But they also need long-term support to help rebuild their lives after losing their homes and their livelihoods, including crops, cattle, fishing boats and nets.
Most are now living amidst the wreckage of their homes.
"There is a sense of frustration and anger which is always seen in days after a disaster. People are of course grateful to be alive, but are now returning to their homes to find nothing," said Unni Krishnan, head of emergencies at Plan International.
"It is great that so many lives were saved, but we now need to make sure that they are sustained in the days ahead."
In the aftermath of the storm, rescue and relief teams have cleared roads of thousands of uprooted trees, air dropped dry food rations to flood-hit areas and taken to boats to rescue villagers marooned on the rooftops of their homes.
However, some areas remain inaccessible because water levels are still high or roads are damaged.

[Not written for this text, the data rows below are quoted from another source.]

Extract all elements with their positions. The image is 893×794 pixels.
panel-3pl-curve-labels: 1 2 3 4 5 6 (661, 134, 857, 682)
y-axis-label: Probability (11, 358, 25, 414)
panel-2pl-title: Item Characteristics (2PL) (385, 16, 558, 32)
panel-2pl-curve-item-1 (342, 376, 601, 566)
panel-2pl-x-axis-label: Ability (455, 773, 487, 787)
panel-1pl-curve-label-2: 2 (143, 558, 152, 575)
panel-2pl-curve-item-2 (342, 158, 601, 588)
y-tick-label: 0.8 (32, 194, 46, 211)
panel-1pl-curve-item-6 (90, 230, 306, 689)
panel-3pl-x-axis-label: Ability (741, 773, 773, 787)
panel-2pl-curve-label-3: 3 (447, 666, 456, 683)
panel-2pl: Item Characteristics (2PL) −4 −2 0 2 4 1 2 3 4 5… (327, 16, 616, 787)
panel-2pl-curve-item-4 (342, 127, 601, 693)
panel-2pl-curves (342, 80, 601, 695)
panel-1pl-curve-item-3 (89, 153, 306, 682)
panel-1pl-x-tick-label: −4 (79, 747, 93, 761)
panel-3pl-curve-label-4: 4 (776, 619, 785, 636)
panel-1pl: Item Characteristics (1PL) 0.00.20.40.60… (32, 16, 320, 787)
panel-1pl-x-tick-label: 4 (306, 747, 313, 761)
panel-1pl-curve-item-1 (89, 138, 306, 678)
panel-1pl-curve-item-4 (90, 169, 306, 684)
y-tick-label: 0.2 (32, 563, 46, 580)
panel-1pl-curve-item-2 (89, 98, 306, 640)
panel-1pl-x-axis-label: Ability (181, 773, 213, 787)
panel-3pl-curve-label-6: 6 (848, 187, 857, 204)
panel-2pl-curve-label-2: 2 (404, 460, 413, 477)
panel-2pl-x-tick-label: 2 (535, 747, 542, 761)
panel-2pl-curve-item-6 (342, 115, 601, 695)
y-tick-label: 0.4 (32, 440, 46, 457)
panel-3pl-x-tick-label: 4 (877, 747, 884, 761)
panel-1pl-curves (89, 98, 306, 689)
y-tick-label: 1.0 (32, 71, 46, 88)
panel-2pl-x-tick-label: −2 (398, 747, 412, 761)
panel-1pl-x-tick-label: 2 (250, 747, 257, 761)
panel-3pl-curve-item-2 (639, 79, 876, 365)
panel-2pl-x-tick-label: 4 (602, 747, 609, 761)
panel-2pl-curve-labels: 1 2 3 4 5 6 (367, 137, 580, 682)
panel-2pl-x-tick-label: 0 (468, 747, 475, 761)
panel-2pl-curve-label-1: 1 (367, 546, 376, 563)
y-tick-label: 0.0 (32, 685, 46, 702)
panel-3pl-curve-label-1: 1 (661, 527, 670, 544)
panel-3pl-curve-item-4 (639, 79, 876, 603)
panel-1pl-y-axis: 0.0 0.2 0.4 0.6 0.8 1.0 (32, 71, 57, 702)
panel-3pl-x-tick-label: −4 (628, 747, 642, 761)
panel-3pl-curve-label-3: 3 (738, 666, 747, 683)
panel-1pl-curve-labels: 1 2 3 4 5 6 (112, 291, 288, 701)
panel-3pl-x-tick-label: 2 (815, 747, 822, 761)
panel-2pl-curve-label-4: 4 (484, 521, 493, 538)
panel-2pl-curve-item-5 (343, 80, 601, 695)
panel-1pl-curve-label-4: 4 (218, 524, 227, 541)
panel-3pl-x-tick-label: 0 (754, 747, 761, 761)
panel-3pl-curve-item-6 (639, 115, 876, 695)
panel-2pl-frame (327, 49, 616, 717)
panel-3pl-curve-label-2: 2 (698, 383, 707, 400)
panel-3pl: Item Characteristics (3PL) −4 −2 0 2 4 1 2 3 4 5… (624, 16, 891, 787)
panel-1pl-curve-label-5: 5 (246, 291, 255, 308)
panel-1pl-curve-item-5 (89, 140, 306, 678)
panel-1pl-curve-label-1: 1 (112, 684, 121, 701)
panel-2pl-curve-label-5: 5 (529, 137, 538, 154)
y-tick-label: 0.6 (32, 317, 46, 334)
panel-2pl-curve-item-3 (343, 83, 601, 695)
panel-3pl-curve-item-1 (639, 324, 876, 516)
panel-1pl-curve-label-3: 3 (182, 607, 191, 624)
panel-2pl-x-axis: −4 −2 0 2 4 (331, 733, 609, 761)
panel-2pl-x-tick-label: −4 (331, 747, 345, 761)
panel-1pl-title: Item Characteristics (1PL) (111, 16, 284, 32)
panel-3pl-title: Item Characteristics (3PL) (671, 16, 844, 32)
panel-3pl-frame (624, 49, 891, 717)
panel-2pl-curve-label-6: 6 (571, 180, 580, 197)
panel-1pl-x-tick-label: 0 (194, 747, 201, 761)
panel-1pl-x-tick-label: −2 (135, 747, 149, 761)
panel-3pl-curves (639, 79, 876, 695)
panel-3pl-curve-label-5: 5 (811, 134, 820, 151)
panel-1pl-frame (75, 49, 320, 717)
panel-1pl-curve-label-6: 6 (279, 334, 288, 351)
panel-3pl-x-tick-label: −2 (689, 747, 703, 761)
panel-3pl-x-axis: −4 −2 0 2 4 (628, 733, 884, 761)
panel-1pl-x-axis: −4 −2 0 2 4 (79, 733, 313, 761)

In other areas, power and telecoms services have not been restored.
Both aid workers and government officials say human resources and relief supplies are stretched.
"Everyone was focusing on the coastal evacuations and relief and recovery along the coast and we weren't prepared for the fresh flooding in other areas as well," said Mangla Mohanty, head of the Indian Red Cross in Odisha.
"As a result, there are big gaps in response in the rural areas."
Mohanty said there was a shortage of emergency relief items such as "churra" - a local staple made from rice - on the local market as people had been bulk buying ahead of the storm, forcing some aid groups to source supplies from outside the state.
Government officials said they hoped to provide everyone with relief by Oct 22, adding that people would also be receiving cash payments to help buy the items they need.
"We will complete the relief operation in another three to four days time. There will be some people who will receive (the relief) today, tomorrow or the day after tomorrow," said Odisha's special relief commissioner Pradeep Kumar Mohapatra.